We’re in for an interesting ride on a number of levels. Ownership and distribution is indeed changing significantly, and it’s going to affect the way brands work with sports and its stars in a big way.

The rest of the week

For a week that began with a public holiday, it’s been a pretty busy one of the media and marketing front.

Mumbrella was first with the news of the launch of the latest indie agency, Supermassive, which will be led by Laura Aldington, Simone Gupta and Jon Austin.

Aldington wrote on LinkedIn, “We’re also pretty stoked to be one of the first majority female-founded creative agencies in Australia.”

It came just a week after another trio launched a new agency.

It was also sad to hear that one of the leading executives in Australian PR, Michelle Hutton, would be moving on from Edelman. It comes after 13 years at the business with the new chapter beginning with an extended break. Very well deserved.

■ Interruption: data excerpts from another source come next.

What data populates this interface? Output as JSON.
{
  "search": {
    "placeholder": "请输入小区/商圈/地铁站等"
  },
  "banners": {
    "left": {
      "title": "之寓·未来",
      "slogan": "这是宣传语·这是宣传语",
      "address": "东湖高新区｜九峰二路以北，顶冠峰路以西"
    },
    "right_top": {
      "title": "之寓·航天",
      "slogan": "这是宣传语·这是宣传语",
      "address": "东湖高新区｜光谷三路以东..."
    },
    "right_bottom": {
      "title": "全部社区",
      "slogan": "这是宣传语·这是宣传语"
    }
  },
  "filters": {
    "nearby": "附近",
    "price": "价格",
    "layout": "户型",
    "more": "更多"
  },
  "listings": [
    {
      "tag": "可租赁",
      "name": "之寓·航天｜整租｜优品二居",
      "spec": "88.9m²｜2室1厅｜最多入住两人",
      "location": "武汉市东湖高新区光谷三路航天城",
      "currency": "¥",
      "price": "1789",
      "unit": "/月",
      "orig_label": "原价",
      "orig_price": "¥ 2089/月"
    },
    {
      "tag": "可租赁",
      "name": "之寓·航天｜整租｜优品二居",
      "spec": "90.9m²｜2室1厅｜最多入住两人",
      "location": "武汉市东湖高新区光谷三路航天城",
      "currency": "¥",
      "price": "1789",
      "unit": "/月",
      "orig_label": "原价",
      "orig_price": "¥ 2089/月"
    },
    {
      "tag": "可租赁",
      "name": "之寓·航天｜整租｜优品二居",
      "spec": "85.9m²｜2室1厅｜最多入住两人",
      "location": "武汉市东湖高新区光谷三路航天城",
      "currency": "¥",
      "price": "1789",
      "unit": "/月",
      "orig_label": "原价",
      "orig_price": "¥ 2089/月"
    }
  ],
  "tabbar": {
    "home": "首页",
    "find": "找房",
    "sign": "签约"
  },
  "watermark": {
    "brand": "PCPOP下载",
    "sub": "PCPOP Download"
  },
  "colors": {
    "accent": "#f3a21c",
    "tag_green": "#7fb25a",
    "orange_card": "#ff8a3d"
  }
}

And on the media front the ABC dominated headlines with some questionable redundancies while The Guardian put its foot down on gambling advertising, something which we discussed on the Mumbrellacast.

I had specifically mentioned the industry needed to make a call on its stance. I didn’t think some of it would happen this quickly.

Signing off

Congratulations to all of the shortlisted entries in the Mumbrella Travel Marketing Awards. It’s great to see that industry really start to take off again, no pun intended.

Sadly no long weekend this time around so enjoy your two days.